In a blog post about the lawsuit, RRCNA Executive Director Billy Morasso states: “there are no peer-reviewed studies that show this method works any better than more balanced phonics approaches like those used in Reading Recovery and others. In fact, the topic remains a hotly contested debate among literacy researchers, with most leaning towards balance, cooperation, and collegiality. Without that compelling research, Ohio taxpayers should be very curious about why DeWine is so insistent on spending millions mandating unproven methods, especially considering the failure of Reading First, the last political boondoggle where structured systematic phonics was enforced — with little to show for it.”

Reading First was a cornerstone piece of the George W. Bush administration’s “No Child Left Behind” policy. The American Institute for Research was among many to criticize the program for being ineffective.

“While the evaluation found that reading performance for RFO students was stronger at the end of the grant period than when the program started, the comparison of student achievement from RFO schools and non-RFO schools did not reveal any statistically significant difference,” states a summary of an AIR study about the program.

Last year’s lawsuit, according to various media sources, challenged DeWine’s law for effectively banning something called “three-cueing” which teaches reading by including context clues like pictures along with the words.
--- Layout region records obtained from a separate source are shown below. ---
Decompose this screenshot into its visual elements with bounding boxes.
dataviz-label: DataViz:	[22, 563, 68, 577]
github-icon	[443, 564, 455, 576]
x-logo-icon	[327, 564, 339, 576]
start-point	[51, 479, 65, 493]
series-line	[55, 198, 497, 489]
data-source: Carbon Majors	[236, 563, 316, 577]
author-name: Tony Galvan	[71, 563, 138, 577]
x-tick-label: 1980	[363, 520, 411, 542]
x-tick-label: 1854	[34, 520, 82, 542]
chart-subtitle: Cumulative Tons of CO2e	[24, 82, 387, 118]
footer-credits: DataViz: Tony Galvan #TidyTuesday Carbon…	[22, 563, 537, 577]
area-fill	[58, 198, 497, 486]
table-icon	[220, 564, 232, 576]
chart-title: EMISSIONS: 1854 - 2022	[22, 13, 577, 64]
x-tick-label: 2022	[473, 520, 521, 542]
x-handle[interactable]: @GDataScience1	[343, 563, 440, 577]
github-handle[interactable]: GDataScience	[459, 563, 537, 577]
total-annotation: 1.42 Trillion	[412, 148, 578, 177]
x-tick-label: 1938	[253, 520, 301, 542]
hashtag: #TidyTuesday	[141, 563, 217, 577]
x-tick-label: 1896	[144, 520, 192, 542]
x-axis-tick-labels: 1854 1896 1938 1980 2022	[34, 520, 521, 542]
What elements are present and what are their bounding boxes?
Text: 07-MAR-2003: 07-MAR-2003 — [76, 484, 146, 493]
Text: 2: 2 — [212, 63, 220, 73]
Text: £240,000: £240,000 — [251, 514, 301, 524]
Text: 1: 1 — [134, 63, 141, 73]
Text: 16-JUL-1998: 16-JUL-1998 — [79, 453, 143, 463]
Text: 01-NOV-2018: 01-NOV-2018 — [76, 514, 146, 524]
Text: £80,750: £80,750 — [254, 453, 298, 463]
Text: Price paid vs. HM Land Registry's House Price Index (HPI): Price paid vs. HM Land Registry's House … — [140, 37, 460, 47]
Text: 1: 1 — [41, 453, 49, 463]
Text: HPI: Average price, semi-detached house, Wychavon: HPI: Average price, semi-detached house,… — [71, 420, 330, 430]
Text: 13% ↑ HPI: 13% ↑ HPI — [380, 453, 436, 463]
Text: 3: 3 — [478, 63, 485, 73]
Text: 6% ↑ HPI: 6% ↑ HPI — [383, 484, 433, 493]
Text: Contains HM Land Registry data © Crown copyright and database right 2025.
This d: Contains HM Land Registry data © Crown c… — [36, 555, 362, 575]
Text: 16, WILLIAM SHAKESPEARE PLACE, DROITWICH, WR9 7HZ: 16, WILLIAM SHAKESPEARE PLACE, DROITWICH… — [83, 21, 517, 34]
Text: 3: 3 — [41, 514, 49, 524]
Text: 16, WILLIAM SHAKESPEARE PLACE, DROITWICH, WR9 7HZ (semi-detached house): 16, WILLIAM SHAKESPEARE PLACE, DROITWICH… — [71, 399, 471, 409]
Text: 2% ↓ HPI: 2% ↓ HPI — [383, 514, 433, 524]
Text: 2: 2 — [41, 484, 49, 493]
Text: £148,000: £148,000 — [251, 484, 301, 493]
However, clips played from the documentary “The Right to Read” focused on the importance of books that use exactly that method.

“Having these books to read to children at the earliest point in their neuroplasticity will have an unimaginably positive effect on our future,” said Mark Lamoncha, CEO of Humtown Products in Columbiana.

The lawsuit was not mentioned at Monday’s event.

The conversation focused heavily on the importance of a literate workforce.

“It’s not just an elementary problem, it’s a high school problem and a post-secondary problem,” said ODEW Director Stephen Dackin. “If we have students coming out who cannot read, then we have an illiterate workforce and that is just not going to work for Ohio.”

DeWine said that in his efforts to bring companies to Ohio to expand the economy, the number one concern remaining for them after all other logistical considerations is a viable workforce from which to hire.

Chuck George, YSU trustee and CEO of multiple local companies, including Strangpresse, said reading is the only way to help grow the Valley’s future workforce.

“Both of my children are in fields that did not exist the day they were born,” he said. “How can you prepare them for a future you cannot foresee other than teaching them the fundamentals of how to learn?”

Included in the conversation were some YSU education students, who say they are being taught the science of learning method and also seeing it work in their internships at local school districts.

Zoe Belcik said she has interned at Austintown and Youngstown schools.

“This plan is being taught at every level at YSU,” she said. “In working with these students, including those with emotional and learning disabilities, I’ve seen students who came in at a (level) 2, they go after about two-and-a half-months to a 7 or 8.”

“You see real progress,” said Jack Carney, “not just in their school work but in how they interact with you, how they talk with you.”